Non so che farmene di un Oriente che non ha più una sua via della seta, che non mi permette un approccio graduale. Non me ne frega niente di farmi un Ottomila himalaiano su percorsi già attrezzati da bombole di ossigeno e dopo essere stato portato ad alta quota in elicottero. Non salirò mai su un penitenziario galleggiante di lusso per andare alle Hawaii e non farà mai acquisti nei grattacieli di Dubai. Non esiste. Voglio viaggiare, non "essere viaggiato", e non intendo subire pacchetti preconfezionati da altri. Non mi importa un mondo che assomiglia al mio, non voglio volare per dieci fusi orari solo per incontrare una tranquillizzante fotocopia dell'Occidente.
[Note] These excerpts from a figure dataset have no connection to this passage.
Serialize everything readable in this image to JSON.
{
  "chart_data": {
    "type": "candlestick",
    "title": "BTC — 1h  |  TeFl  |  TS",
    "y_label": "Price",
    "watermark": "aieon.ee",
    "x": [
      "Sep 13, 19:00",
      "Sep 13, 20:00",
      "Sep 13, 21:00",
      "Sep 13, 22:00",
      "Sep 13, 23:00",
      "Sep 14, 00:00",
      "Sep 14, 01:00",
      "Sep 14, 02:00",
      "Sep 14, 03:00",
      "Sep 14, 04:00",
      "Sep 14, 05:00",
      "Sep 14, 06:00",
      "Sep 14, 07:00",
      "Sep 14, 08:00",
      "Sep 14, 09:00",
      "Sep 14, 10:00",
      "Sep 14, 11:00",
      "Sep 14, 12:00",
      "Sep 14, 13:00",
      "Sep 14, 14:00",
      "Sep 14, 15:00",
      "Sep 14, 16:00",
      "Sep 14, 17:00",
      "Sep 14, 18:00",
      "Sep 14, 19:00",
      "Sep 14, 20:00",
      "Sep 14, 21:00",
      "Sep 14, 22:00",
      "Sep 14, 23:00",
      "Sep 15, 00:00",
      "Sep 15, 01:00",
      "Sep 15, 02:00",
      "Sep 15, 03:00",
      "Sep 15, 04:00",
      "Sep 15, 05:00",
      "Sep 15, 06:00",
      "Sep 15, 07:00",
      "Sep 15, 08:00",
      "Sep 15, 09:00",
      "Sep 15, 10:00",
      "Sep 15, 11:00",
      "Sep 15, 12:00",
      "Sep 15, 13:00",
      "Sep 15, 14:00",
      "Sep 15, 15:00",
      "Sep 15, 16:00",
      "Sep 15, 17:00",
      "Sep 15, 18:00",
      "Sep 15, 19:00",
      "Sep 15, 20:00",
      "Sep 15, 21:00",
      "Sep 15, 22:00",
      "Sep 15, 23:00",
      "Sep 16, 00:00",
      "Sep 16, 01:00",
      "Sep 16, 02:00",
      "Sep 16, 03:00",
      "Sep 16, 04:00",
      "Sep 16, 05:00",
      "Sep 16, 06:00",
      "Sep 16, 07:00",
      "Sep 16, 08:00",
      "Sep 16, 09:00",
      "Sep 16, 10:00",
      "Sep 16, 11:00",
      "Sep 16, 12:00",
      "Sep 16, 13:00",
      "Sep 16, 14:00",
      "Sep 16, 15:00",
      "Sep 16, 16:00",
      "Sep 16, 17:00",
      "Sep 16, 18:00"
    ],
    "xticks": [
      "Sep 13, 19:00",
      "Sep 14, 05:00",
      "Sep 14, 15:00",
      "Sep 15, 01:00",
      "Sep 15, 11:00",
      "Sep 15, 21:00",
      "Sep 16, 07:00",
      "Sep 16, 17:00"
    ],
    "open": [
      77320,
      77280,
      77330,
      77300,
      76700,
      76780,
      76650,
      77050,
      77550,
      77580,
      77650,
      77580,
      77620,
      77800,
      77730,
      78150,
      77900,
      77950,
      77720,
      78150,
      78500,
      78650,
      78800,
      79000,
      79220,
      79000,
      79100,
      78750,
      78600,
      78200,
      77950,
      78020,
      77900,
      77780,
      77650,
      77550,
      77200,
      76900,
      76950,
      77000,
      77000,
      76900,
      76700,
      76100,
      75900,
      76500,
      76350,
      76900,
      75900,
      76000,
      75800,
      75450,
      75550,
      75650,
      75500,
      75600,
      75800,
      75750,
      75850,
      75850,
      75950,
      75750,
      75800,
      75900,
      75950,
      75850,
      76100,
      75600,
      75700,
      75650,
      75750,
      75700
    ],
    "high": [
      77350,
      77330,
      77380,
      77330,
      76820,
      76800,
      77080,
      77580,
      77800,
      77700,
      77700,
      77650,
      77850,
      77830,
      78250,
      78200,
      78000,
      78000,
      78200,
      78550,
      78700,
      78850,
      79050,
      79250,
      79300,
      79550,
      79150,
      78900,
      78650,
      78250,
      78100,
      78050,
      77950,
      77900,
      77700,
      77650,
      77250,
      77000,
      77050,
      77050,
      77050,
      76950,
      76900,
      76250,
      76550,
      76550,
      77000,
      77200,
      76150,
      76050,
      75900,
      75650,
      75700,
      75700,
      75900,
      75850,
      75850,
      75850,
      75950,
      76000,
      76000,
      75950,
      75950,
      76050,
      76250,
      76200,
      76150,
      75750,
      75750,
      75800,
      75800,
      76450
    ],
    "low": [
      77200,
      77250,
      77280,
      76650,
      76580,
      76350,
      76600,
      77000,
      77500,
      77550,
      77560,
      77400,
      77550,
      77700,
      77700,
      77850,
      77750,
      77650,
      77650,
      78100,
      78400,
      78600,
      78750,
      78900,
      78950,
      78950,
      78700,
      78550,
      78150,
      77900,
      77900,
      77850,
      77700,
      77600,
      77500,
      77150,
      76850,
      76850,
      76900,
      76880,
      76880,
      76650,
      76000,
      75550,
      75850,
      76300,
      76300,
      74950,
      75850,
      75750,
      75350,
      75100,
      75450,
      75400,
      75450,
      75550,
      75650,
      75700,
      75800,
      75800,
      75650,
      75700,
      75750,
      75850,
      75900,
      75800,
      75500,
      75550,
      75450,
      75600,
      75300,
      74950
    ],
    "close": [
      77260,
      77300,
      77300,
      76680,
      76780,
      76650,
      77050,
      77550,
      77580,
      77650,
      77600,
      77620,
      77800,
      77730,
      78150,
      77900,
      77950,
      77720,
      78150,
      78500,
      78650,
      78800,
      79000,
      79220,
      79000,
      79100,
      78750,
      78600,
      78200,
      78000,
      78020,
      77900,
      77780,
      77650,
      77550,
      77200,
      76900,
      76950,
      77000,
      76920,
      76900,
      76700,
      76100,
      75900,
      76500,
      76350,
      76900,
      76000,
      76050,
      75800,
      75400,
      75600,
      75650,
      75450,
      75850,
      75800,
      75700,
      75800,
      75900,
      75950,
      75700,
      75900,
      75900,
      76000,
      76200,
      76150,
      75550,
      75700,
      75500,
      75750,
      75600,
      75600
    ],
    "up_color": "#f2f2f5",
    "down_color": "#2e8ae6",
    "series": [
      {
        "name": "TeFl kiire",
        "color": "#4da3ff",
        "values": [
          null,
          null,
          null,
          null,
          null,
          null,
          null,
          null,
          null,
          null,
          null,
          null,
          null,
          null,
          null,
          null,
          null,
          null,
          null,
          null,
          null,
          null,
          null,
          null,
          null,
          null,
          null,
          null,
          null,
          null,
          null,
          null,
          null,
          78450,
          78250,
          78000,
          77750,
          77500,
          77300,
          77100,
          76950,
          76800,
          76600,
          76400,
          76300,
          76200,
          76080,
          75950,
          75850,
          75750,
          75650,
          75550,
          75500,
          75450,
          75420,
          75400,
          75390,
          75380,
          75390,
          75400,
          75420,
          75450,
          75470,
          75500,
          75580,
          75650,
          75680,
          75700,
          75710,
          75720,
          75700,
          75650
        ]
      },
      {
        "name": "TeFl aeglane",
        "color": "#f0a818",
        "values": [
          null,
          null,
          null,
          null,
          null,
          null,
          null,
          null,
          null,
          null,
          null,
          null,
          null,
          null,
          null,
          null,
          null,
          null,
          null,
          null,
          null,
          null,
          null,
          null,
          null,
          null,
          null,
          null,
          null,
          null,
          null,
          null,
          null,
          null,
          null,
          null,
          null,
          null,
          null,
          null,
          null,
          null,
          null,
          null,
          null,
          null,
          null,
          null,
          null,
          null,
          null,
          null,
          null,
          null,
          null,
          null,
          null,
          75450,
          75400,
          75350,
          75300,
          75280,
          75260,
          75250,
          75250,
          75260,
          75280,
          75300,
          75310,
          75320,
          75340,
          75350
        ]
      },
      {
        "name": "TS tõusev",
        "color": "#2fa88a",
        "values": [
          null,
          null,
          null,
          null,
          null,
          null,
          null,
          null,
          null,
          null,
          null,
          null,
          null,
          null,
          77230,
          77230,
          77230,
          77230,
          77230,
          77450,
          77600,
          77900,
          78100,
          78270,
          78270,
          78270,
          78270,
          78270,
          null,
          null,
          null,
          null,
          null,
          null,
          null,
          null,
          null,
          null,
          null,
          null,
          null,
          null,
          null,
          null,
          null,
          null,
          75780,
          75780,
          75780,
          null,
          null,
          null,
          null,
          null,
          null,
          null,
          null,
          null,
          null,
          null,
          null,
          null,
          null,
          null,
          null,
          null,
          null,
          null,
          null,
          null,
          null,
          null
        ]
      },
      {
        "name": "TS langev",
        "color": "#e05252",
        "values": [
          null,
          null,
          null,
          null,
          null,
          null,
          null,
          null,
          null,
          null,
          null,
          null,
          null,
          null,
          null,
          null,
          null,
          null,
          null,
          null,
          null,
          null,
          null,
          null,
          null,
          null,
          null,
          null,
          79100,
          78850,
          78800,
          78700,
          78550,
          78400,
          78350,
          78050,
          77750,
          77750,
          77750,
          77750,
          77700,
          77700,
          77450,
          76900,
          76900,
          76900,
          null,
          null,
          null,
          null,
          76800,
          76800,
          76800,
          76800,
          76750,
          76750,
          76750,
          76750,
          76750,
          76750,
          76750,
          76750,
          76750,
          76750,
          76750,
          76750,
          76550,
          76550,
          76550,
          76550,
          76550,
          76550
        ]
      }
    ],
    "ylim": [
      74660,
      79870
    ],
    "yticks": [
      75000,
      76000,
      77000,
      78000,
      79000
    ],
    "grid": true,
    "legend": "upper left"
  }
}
Non salirò mai su un battello del Volga se a bordo, anziché delle vecchie canzoni russe, mi obbligheranno ad ascoltare un deprimente karaoke.
Mi diranno che il mio è un discorso di élite, e rispondo di sì. Ma è un'élite dello spirito, non del denaro. Scendere il Po in canoa è di gran lunga più affascinante e meno costoso che andare alle Seychelles. L'Europa offre scelte di una varietà incomparabile. Zigzagare per i Carpazi, valicare le Alpi in bicicletta, discendere il Danubio in battello, andare a piedi in pellegrinaggio a Cestochowa, affacciarsi sulle dune del Baltico, percorrere a vela le isole dalmate, entrare nelle mura fredericiane di Castel del Monte, salire sui campanili di Chartres, camminare sulle brughiere delle Ebridi a Nord della Scozia, salire sulle nevi dell'Etna o affacciarsi sui tempestosi faraglioni di Cabo da Roca a Ovest di Lisbona. Non esiste continente capace di condensare così tanto in così poco spazio.
Il problema è che non lo sappiamo dire, comunicare. Come una vecchia signora, Europa dorme sugli allori, certa che corteggiatori non le mancheranno. L'Italia del Grand Tour, non se ne parla. È un magnifico giocattolo governato dall'incuria e da scriteriati che non ne comprendono le bellezze, e che non ha ancora imparato a costruire un'ospitalità moderna, leggera. Se il continente perderà il suo primato nonostante il sontuoso apparato dell'Unione che lo rappresenta, sarà anche per la sua incapacità di percepire le sue bellezze in modo unitario, anziché in ordine sparso. Forse dobbiamo ancora cominciare a conoscerci. Quanto ci farebbe bene un bel bagno autarchico d'Europa.